Boba Phat | Restaurant Reviews | Salt Lake City Weekly
Support the Free Press | Facts matter. Truth matters. Journalism matters
Salt Lake City Weekly has been Utah's source of independent news and in-depth journalism since 1984. Donate today to ensure the legacy continues.

Eat & Drink » Restaurant Reviews

Boba Phat

Get your creative quench on with Salt Lake's Space Tea.


  • Alex Springer

The summer months are rapidly approaching, and if you haven't outlined a solid liquid-refreshment plan, complete with a supplemental chilled dessert addendum, it's time to get cracking. I came up with mine back in January, and it's quite comprehensive. Though I'm not sure I can get into the deep minutiae of said refreshment plan, I think it's safe to reveal the crux of the whole thing. Based on my preliminary visits, the cosmic bubble tea blends and monolithic taiyaki waffles at Space Tea (1085 S. State Street, 385-528-0141, will make it a sort of beverage hub for me come summer.

I first encountered Space Tea via my Instagram feed—their charming space otter logo and lineup of colorful caffeinated brews provided a nice pop of brightness to my timeline, so I took note. Any time I see boba drinks that have accoutrements like aloe jelly, pureed peaches and soft serve, I tend to reconsider my existing biases against this trendy drink. It's locally-owned and operated by the Ly family, and I had a chance to speak with Don Ly about this new addition to Salt Lake after snagging some boba tea during a recent visit.

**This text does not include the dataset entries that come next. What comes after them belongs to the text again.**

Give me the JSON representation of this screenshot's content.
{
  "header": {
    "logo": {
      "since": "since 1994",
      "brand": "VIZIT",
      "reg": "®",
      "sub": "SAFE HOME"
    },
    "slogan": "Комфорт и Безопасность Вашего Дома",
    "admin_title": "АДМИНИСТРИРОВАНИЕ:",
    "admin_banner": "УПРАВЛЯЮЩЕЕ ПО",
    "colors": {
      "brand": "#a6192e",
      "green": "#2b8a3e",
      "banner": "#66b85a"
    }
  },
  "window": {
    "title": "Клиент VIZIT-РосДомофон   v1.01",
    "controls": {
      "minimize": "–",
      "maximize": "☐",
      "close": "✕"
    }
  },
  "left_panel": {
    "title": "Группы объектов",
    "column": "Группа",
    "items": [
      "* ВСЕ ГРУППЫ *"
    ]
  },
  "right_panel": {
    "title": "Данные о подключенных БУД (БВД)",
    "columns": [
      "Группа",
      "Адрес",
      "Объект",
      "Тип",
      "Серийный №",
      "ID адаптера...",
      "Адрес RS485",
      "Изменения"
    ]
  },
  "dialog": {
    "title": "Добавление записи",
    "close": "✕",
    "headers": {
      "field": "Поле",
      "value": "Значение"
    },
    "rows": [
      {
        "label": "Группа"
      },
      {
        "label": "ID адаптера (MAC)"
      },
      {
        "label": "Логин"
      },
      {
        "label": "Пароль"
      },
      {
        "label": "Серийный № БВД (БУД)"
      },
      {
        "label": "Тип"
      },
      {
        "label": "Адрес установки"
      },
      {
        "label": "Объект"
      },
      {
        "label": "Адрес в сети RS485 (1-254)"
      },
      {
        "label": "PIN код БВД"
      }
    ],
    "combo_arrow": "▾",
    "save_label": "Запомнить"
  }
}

While managing Space Tea, Ly is also studying at the University of Utah to be an elementary educator. Between his studies and managing a café in the middle of a pandemic, Ly's got quite a bit on his plate. "Opening during a pandemic has been challenging," Ly says. "We're still on a strict no dine-in policy, which can impact the customer experience."

Luckily, Space Tea's signature drinks and desserts are easy for the grab-and-go diner craving cool drinks bedazzled with a multitude of slippery textures. "I think bubble tea is starting to become more popular," Ly says. "I wanted to branch out and offer a more unique experience for bubble tea in Salt Lake." That unique experience is on display with Space Tea's later hours, rotating mix of seasonal drinks and astronomy-inspired concepts.

My first foray into the menu's multicolored madness was the Milky Way ($5.85), which takes a traditional milk tea, loads it up with black sugar boba, cream and bits of crushed Oreo cookies. It sounds a bit bonkers on paper, but once you jab that industrial-sized straw through the seal on top of this sugary delight and commence slurping, it'll all make sense. The Milky Way captures the nostalgic flavor combination of Oreos and milk while spiking the whole experience with notes of smoky black tea, adding a dash of sophistication to the palate. For something a bit less extreme but just as energizing, the Otter Space ($5.85) packs the same caffeinated punch and milk tea goodness with some soft serve and black sugar boba.

My favorite fruit-filled drinks at Space Tea tend to be on the green side—must be a holdover from all that lime Kool Aid that got me through pre-adolescence. The Martian ($5.85), made from honeydew lemonade, aloe jelly, crystal boba and an assorted fruit cocktail, gets my vote for the ultimate summer refresher. I've developed a fondness for aloe beverages after burning my mouth one too many times on spicy Thai or Korean dishes, so adding that soothing element to a cool blend of honeydew lemonade—more sweet than tart—and throwing in some crushed fruit helps extinguish both external and internal conflagrations.

The surprise of my visit was the Pluto's Peach ($5.85), a peach-infused green tea blend served with honey boba. Space Tea's peachy green tea balances its flavor combo nicely, and the crushed peaches-and-cream midsection is a nice textural interlude.

It's a safe bet that you'll find something tasty with which to wet your whistle at Space Tea, but the real safety net for getting through Utah's smoldering summer temperatures will be the taiyaki ($6.45), a Japanese dessert that is almost too beautiful to eat. It starts with a waffle baked in the shape of a fish, filled with red bean, Nutella or biscoff and topped with soft serve. Space Tea always has vanilla on tap, but their second flavor tends to change with the seasonal menu. Taiyaki is one of the most grandiose yet approachable desserts you'll lay eyes on, and I look forward to enjoying many of these as I sweat out another summer on the Wasatch Front.

On top of fashioning a creative and colorful menu of beverages, Space Tea has been active in various local fundraisers. Most recently, they donated a portion of their proceeds to OCA Utah and Red Canary Song in solidarity with the Asian-American community that has faced so much adversity as of late. "I really wanted Space Tea to be a community-based business, and we have been more than happy to help out," Ly says.

While Utah's persistent winter chill continues to haunt our spring mornings, that arid summer heat will be here before you know it. May the cosmology of Space Tea lead you and your taste buds through the heat unscathed.